Funders want to understand the firm’s strategy, business model, financial forecasts, markets and succession plans to name but a few to assess the financial viability of providing funds. Whether the debt is serviceable is a key question together with is it core debt or a true working capital and therefore a fluctuating requirement.
The insurers are key stakeholders in any type of personal injury firm, whether acting for defendants or claimants. The SRA, another key stakeholder of course, is currently undertaking a review to assess the impact of recent legislation on the profession.
Insurers will be stakeholders in all firms due to the requirement to have professional indemnity insurance. Current consultations to bring PI policies into line with the Insurance Act will raise the standard of disclosures being made to insurers; improper declarations are a breach of the Code of Conduct.
Solicitors Regulation Authority (SRA)
As the profession’s current regulator, the SRA continues to evolve in his practices, focus and areas of attention. Regular access of the SRA website provides insight into these areas and provides guidance on managing risk – a significant consideration to all stakeholders.
Understanding competitors’ ambitions is key in challenging a law firm’s own strategy to ensure that it can continue to differentiate itself, whether in services or markets, client or geography. Fee pressures can drive down the market rate of fees being charged; being proactive in this area will secure clients providing the quality of service matches the initial proactivity.
Transactional activity continues to take place in the profession, which changes the competitive landscape. Firms converting to an Alternative Business Structure is likely to be a result of the firm seeking to differentiate itself.

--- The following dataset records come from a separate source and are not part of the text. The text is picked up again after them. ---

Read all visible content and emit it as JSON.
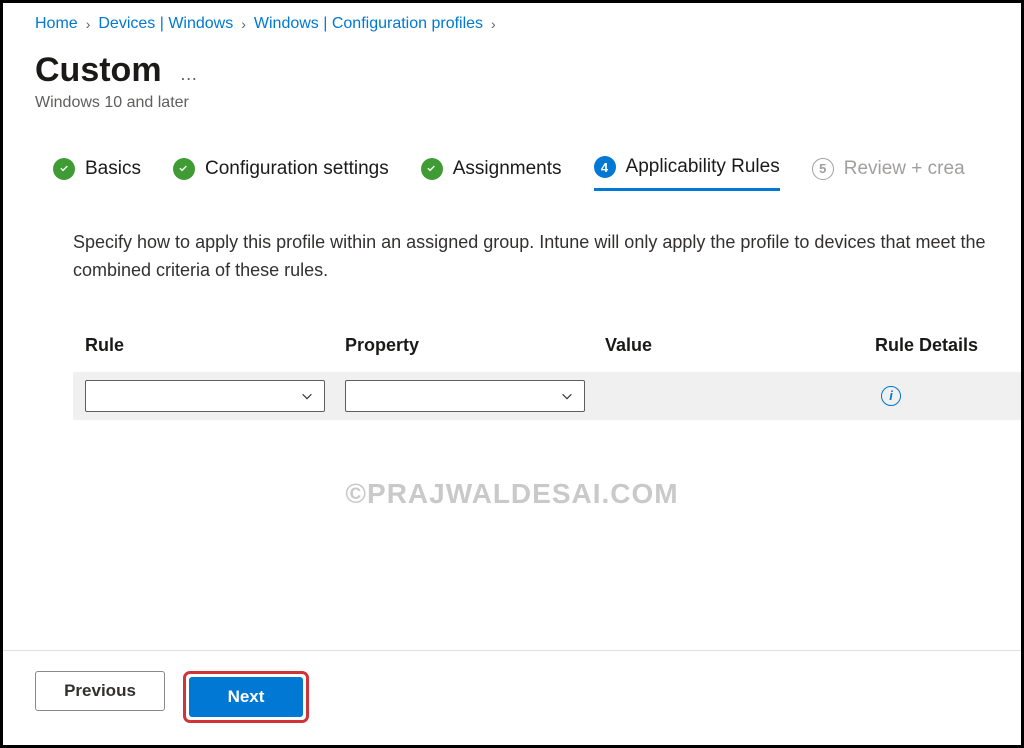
{
  "breadcrumb": {
    "items": [
      "Home",
      "Devices | Windows",
      "Windows | Configuration profiles"
    ]
  },
  "header": {
    "title": "Custom",
    "subtitle": "Windows 10 and later"
  },
  "steps": {
    "s1": {
      "label": "Basics"
    },
    "s2": {
      "label": "Configuration settings"
    },
    "s3": {
      "label": "Assignments"
    },
    "s4": {
      "num": "4",
      "label": "Applicability Rules"
    },
    "s5": {
      "num": "5",
      "label": "Review + crea"
    }
  },
  "description": "Specify how to apply this profile within an assigned group. Intune will only apply the profile to devices that meet the combined criteria of these rules.",
  "table": {
    "headers": {
      "rule": "Rule",
      "property": "Property",
      "value": "Value",
      "details": "Rule Details"
    },
    "row": {
      "rule_value": "",
      "property_value": "",
      "value_value": ""
    }
  },
  "watermark": "©PRAJWALDESAI.COM",
  "footer": {
    "previous": "Previous",
    "next": "Next"
  }
}
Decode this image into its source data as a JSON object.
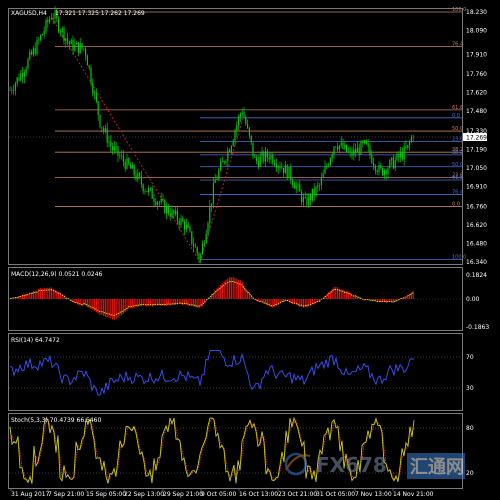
{
  "header": {
    "symbol": "XAGUSD,H4",
    "ohlc": "17.321 17.325 17.262 17.269"
  },
  "price_axis": {
    "labels": [
      "18.230",
      "18.090",
      "17.910",
      "17.760",
      "17.620",
      "17.480",
      "17.330",
      "17.190",
      "17.050",
      "16.910",
      "16.760",
      "16.620",
      "16.480",
      "16.340"
    ],
    "current_price": "17.269"
  },
  "fib_upper": {
    "labels": [
      "100.0",
      "76.4",
      "61.8",
      "50.0",
      "38.2",
      "23.6",
      "0.0"
    ],
    "levels": [
      18.23,
      17.97,
      17.49,
      17.33,
      17.17,
      16.98,
      16.76
    ]
  },
  "fib_lower": {
    "labels": [
      "0.0",
      "23.6",
      "38.2",
      "50.0",
      "61.8",
      "76.4",
      "100.0"
    ],
    "levels": [
      17.43,
      17.25,
      17.15,
      17.06,
      16.96,
      16.85,
      16.36
    ]
  },
  "macd": {
    "title": "MACD(12,26,9) 0.0521 0.0246",
    "scale": [
      "0.1824",
      "0.00",
      "-0.1863"
    ]
  },
  "rsi": {
    "title": "RSI(14) 64.7472",
    "scale": [
      "70",
      "30"
    ]
  },
  "stoch": {
    "title": "Stoch(5,3,3) 70.4739 66.5460",
    "scale": [
      "80",
      "20"
    ]
  },
  "time_axis": [
    "31 Aug 2017",
    "7 Sep 21:00",
    "15 Sep 05:00",
    "22 Sep 13:00",
    "29 Sep 21:00",
    "9 Oct 05:00",
    "16 Oct 13:00",
    "23 Oct 21:00",
    "31 Oct 05:00",
    "7 Nov 13:00",
    "14 Nov 21:00"
  ],
  "watermark": {
    "brand": "FX678",
    "cn": "汇通网"
  },
  "colors": {
    "background": "#000000",
    "candle": "#00cc00",
    "grid_line": "#4a5a7a",
    "fib_upper": "#c08060",
    "fib_lower": "#4a6fd6",
    "macd_hist": "#dd1111",
    "signal": "#ffff00",
    "rsi": "#3355ff",
    "stoch_main": "#cccc00",
    "stoch_signal": "#ff3333"
  }
}
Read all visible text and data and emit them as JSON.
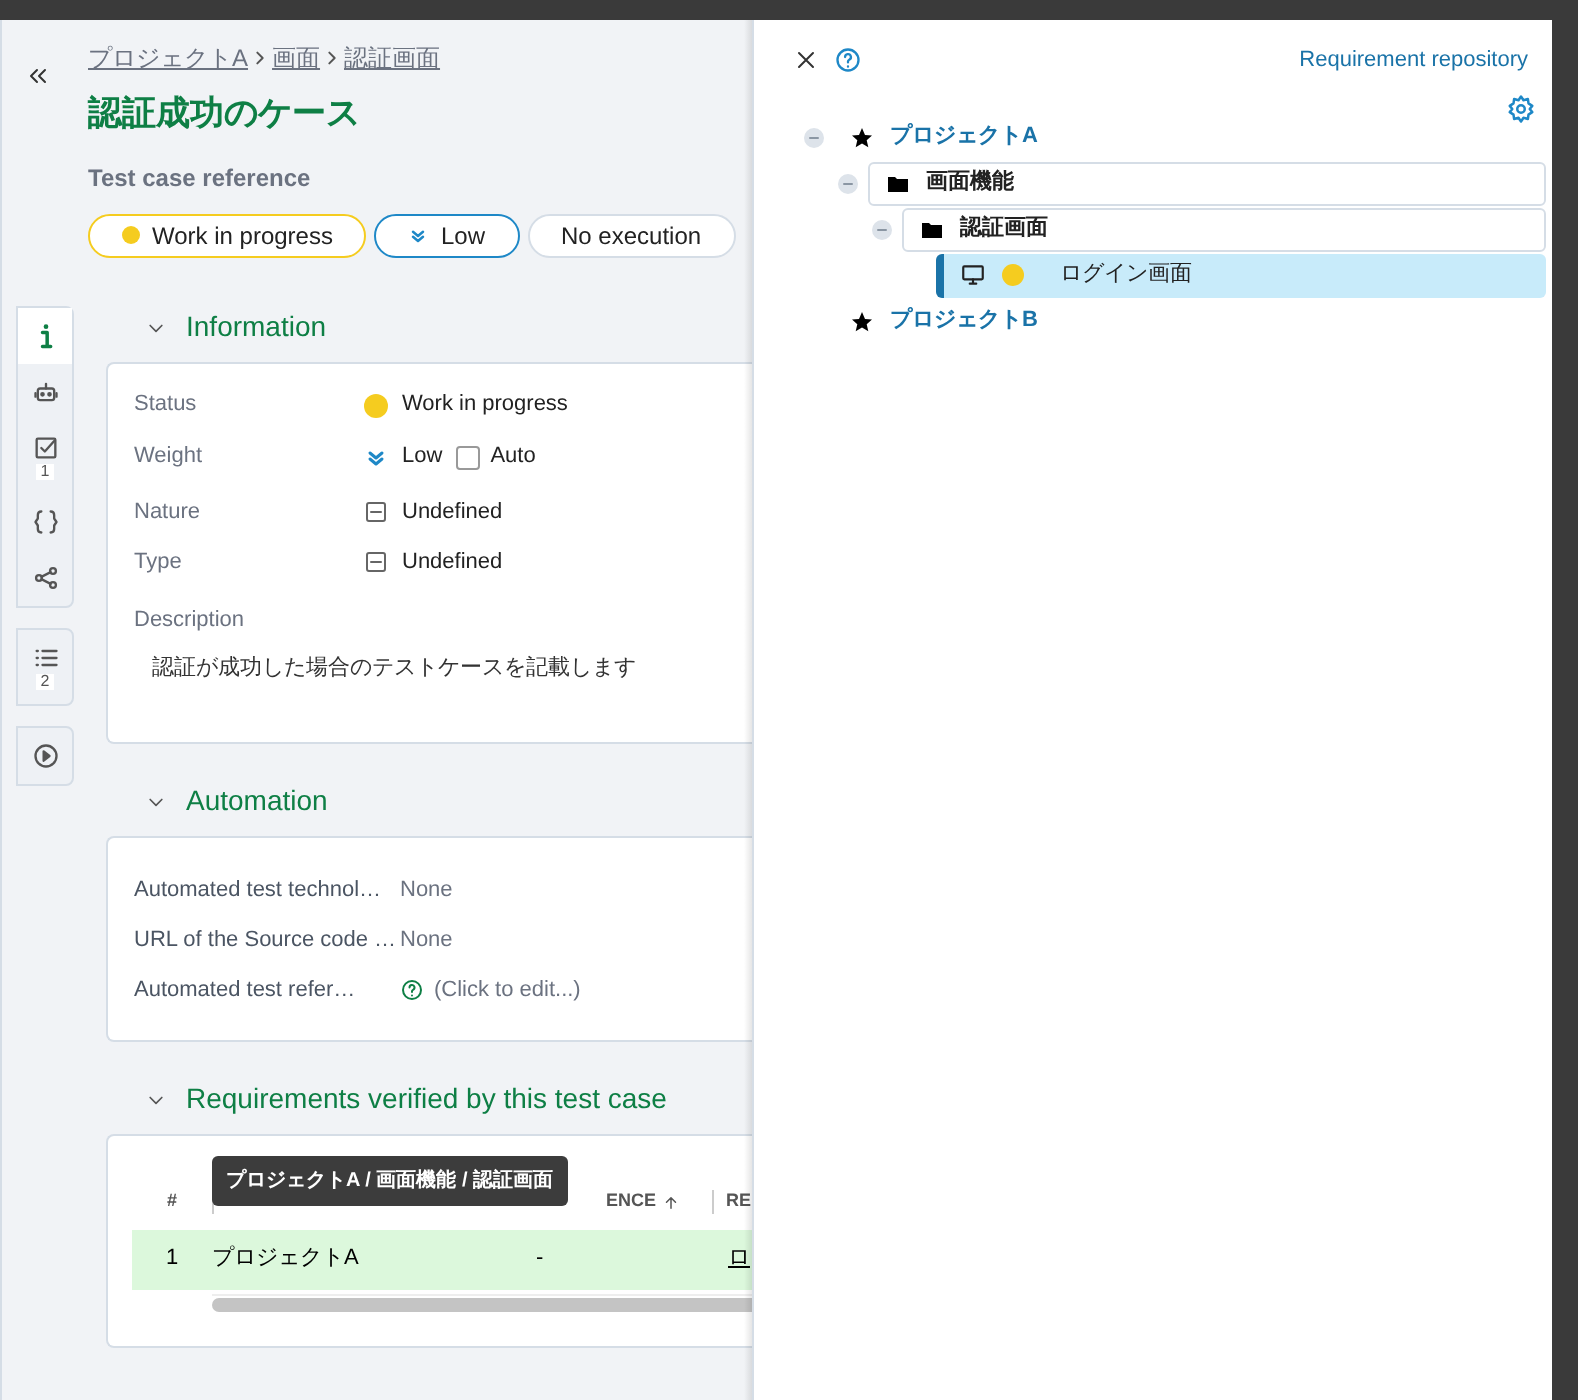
{
  "breadcrumb": [
    "プロジェクトA",
    "画面",
    "認証画面"
  ],
  "title": "認証成功のケース",
  "reference_label": "Test case reference",
  "chips": [
    {
      "kind": "status",
      "label": "Work in progress",
      "color": "#f5cc1f"
    },
    {
      "kind": "weight",
      "label": "Low"
    },
    {
      "kind": "plain",
      "label": "No execution"
    }
  ],
  "side_tabs": [
    {
      "kind": "info",
      "selected": true
    },
    {
      "kind": "robot",
      "selected": false
    },
    {
      "kind": "check",
      "count": "1",
      "selected": false
    },
    {
      "kind": "braces",
      "selected": false
    },
    {
      "kind": "share",
      "selected": false
    }
  ],
  "side_tabs_2": [
    {
      "kind": "list",
      "count": "2"
    }
  ],
  "side_tabs_3": [
    {
      "kind": "play"
    }
  ],
  "information": {
    "heading": "Information",
    "expanded": true,
    "fields": [
      {
        "kind": "status",
        "label": "Status",
        "value": "Work in progress",
        "color": "#f5cc1f"
      },
      {
        "kind": "weight",
        "label": "Weight",
        "value": "Low",
        "checkbox_label": "Auto",
        "checked": false
      },
      {
        "kind": "undefined",
        "label": "Nature",
        "value": "Undefined"
      },
      {
        "kind": "undefined",
        "label": "Type",
        "value": "Undefined"
      }
    ],
    "description_label": "Description",
    "description": "認証が成功した場合のテストケースを記載します"
  },
  "automation": {
    "heading": "Automation",
    "expanded": true,
    "fields": [
      {
        "label": "Automated test technol…",
        "value": "None"
      },
      {
        "label": "URL of the Source code …",
        "value": "None"
      },
      {
        "label": "Automated test refer…",
        "value": "(Click to edit...)",
        "help": true
      }
    ]
  },
  "requirements": {
    "heading": "Requirements verified by this test case",
    "expanded": true,
    "columns": [
      "#",
      "",
      "ENCE",
      "RE"
    ],
    "rows": [
      {
        "cells": [
          "1",
          "プロジェクトA",
          "-",
          "ロ"
        ],
        "selected": true
      }
    ],
    "tooltip": "プロジェクトA / 画面機能 / 認証画面"
  },
  "panel": {
    "title": "Requirement repository",
    "tree": [
      {
        "label": "プロジェクトA",
        "kind": "project",
        "expanded": true,
        "selected": false,
        "children": [
          {
            "label": "画面機能",
            "kind": "folder",
            "expanded": true,
            "selected": false,
            "children": [
              {
                "label": "認証画面",
                "kind": "folder",
                "expanded": true,
                "selected": false,
                "children": [
                  {
                    "label": "ログイン画面",
                    "kind": "requirement",
                    "color": "#f5cc1f",
                    "selected": true
                  }
                ]
              }
            ]
          }
        ]
      },
      {
        "label": "プロジェクトB",
        "kind": "project",
        "selected": false
      }
    ]
  }
}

Retention of talent in a declining market is difficult in being able to satisfy their demands; retention in a growing market, which the legal profession continues to be, is also difficult where firms are able to make snap decisions, where cash flow allows, to recruit the talent for the present and the future success of a firm.
In conclusion, whilst this list is by no means exhaustive, a law firm’s strategy cannot ignore a stakeholder group. It is not the case that the partners are the only stakeholders. Law firm succession should be on all partner meeting agendas; every stakeholder will have an impact.